I dubbi nati dalla scarsa competitività del motore Honda hanno rimandato a lungo la sua decisione: «Nessuna delle due parti aveva fretta». Ma alla fine la scelta della McLaren di passare alla Renault lo hanno convinto a rinnovare il contratto con il team inglese: «E non per una sola stagione»

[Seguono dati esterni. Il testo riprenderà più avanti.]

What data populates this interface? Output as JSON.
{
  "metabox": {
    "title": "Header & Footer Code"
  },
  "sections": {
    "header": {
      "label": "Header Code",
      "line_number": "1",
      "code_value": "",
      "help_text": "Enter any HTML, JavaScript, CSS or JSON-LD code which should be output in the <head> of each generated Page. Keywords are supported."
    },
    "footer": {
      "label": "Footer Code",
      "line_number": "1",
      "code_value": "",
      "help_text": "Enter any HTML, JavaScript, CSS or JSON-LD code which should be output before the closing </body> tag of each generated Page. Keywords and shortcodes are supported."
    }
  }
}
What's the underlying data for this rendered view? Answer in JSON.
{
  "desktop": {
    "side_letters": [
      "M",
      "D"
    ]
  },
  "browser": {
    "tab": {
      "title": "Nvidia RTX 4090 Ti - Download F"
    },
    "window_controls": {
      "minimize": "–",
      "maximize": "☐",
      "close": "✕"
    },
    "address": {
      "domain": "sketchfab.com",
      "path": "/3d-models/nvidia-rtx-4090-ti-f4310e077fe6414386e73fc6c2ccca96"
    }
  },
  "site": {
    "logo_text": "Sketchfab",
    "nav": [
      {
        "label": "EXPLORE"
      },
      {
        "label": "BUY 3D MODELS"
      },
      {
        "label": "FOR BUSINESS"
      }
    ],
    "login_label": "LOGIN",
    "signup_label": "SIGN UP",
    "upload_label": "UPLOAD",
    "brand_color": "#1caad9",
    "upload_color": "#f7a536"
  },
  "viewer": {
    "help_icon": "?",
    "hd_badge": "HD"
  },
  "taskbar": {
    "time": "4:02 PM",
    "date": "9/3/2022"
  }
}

Fernando Alonso al box della McLaren
Fernando Alonso al box della McLaren

AUSTIN – Il matrimonio continua. Alla vigilia del Gran Premio degli Stati Uniti è arrivata la conferma ufficiale dell'ultimo segreto di Pulcinella della Formula 1: Fernando Alonso resterà alla McLaren. E non sarà solo per il 2018: «No – conferma il due volte campione del mondo – Non riveliamo mai le clausole dei contratti e non lo faremo neanche ora, ma è un accordo a lungo termine e vedremo come andranno le cose. Sono molto emozionato per il prossimo anno, con aspettative diverse, e non vedo l'ora di rimettere la McLaren nella posizione che le spetta. Voglio che arrivi subito il primo Gran Premio della prossima stagione».

Mancanza di alternative
I rapporti con il suo team si erano logorati a causa delle scarse prestazioni del motore Honda, facendo sorgere all'ex ferrarista asturiano legittimi dubbi sull'opportunità di un rinnovo. Ma la chiave per convincere Nando è stata la scelta della scuderia di Woking di siglare un nuovo accordo di partnership con la Renault per la prossima stagione: «Nessuna delle due parti aveva fretta – racconta – Fin dal primo momento credevo che il progetto della McLaren, almeno dal lato del telaio, andasse nella giusta direzione in termini di aerodinamica e di aderenza meccanica. Ho lasciato tutte le porte aperte, ho intavolato delle trattative con tutti coloro che mi hanno cercato, ho studiato tutti i diversi progetti che avevo sul tavolo, ma il più convincente era quello della McLaren. Prima dovevano sciogliere il nodo particolare del motore: decidere se restare con la Honda o cambiare fornitore. Alla fine hanno scelto di passare alla Renault e quindi ho dovuto aspettare qualche altra settimana per raccogliere tutte le informazioni che mi servivano sul nuovo propulsore. Quindi è giunto il momento di prendere una decisione e la mia è stata quella di restare con loro, perché penso che possiamo essere molto competitivi il prossimo anno».

Ritorno al futuro
Il marchio con cui si legherà di nuovo a partire dal prossimo Mondiale, del resto, è lo stesso con cui Alonso vinse entrambi i suoi titoli nel biennio 2005-2006: «È molto emozionante. Guidare di nuovo per la Renault, anche se si tratta solo del motore, è una bella sensazione. La Red Bull ha dimostrato quest'anno, piazzando entrambe le macchine sul podio in Giappone e in Malesia, ciò di cui è capace questo propulsore. Quindi ora dobbiamo fare la nostra parte». Non rivedremo, invece, il campione spagnolo nella più famosa gara americana, almeno nel 2018: «Avendo firmato ora il nuovo contratto con la McLaren posso confermare che non correrò più la 500 Miglia di Indianapolis – conclude – perché si disputerà nello stesso weekend del Gran Premio di Montecarlo e la mia priorità il prossimo anno sarà di far bene in F1. Ma allo stesso tempo confermo che tornerò a Indy in futuro: che sia nel 2019 o nel 2020, non lo so, ma è una gara a cui sicuramente parteciperò di nuovo».